C’erano una volta tre sorelle, unite da profondo legame. Un occhio poco attento le avrebbe potuto scambiare per gemelle, tanto si somigliavano l’un l’altra, ma invece erano proprio le reciproche differenze a renderle uniche.
La prima aveva un carattere molto incline a provare affezione verso il prossimo. Non una semplice interazione tra interessi comuni, ma una vera e propria condivisione dei sentimenti e delle emozioni di chi aveva intorno. Si chiamava Simpatia.
Anche la seconda sorella era sulla stessa lunghezza d’onda. Percepiva soprattutto la sofferenza di chi le stava dinanzi, la sentiva essa stessa, nelle proprie viscere e per questo era sempre attiva, protesa verso il prossimo, nel tentativo di alleviare il dolore altrui, poiché proseguire dritto per la propria strada, indifferente, le era impossibile. Era la Compassione.
L’ultima sorella era quella forse meno compresa dal resto del mondo, poiché spesso veniva scambiata per una delle altre due. Anche lei, infatti, possedeva quella meravigliosa capacità di comprendere lo stato d’animo, le emozioni ed il dolore altrui, ma possedeva un’immediatezza che non era eguagliabile. Quasi sempre non le era necessaria alcuna parola, ma le bastava un batter di ciglia per entrare volontariamente nei panni del prossimo. Era l’Empatia.
A Copenaghen, non molte ore fa, queste tre sorelle sono scese in campo, insieme ai giocatori di Danimarca e Finlandia.
Sono bastati pochi attimi dopo che Christian Eriksen, giocatore danese, si è accasciato al suolo, in preda ad un infarto, perché si comprendesse la gravità della situazione. Sono bastati pochi attimi perché chi era sugli spalti – o a casa, davanti alla televisione – si sentisse coinvolto nella paura dei compagni di squadra, percepisse come proprie le loro lacrime. Il dolore altrui, il terrore di assistere a qualcosa di drammaticamente improvviso ed irreversibile, è stato percepito da ogni persona in quel momento, vicina o lontana.
Più di un pallone da calcio, più di una passione comune, l’assistere alla sofferenza di quel ragazzo e di coloro che gli stavano intorno è stato un tasto che ha toccato milioni di corde, che hanno vibrato all’unisono, in un moto che ha coinvolto simpatia, compassione ed empatia. Tutte insieme, sì, in un unico abbraccio: proprio come quello in cui si sono stretti i giocatori danesi – prima – per proteggere la privacy dei soccorsi ed anche i ragazzi della Finlandia, poi, alla ripresa del gioco, una volta certi che il loro amico era salvo e cosciente.

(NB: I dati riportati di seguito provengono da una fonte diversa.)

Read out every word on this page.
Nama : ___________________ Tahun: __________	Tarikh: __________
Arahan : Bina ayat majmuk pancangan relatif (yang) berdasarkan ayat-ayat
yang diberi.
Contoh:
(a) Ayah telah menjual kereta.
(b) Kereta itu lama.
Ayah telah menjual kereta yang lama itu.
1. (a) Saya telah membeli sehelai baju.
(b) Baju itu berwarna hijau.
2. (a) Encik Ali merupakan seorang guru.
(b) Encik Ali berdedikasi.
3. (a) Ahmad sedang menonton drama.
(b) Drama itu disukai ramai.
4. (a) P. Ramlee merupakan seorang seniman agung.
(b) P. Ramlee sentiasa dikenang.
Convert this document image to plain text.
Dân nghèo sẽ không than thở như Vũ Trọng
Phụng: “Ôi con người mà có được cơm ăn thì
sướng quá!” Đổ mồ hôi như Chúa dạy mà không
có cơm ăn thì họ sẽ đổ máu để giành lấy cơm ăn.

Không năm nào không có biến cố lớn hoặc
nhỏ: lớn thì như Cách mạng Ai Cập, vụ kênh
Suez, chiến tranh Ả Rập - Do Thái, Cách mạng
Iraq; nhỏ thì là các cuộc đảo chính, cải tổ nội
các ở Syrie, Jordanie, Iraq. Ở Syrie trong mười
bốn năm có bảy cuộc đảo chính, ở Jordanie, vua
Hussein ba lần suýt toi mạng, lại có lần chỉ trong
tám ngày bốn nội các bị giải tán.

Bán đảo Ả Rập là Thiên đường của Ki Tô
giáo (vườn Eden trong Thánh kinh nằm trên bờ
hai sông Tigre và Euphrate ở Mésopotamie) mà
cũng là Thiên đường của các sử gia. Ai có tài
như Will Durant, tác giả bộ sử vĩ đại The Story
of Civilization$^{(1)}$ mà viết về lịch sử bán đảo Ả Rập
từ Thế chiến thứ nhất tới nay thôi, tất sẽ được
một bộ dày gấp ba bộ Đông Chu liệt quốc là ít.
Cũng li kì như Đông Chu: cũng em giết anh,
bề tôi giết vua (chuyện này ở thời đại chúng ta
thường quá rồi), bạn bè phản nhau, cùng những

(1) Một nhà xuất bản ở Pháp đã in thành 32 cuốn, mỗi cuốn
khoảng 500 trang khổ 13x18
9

E questo forse ci dovrebbe fare un po’ riflettere. Quante volte teniamo queste “tre sorelle” in panchina? Quante volte ne privilegiamo una, la simpatia, perché un po’ più semplice ed invece imbavagliamo la compassione e lasciamo l’empatia a casa? Quante volte facciamo come le famigerate tre scimmiette – non vedo, non sento e non parlo – e ci voltiamo dall’altra parte, evitando ogni tipo di coinvolgimento?
Il mondo che vorrei è quello in cui queste tre sorelle vengono sempre lasciate libere di entrare in campo e giocare la loro partita.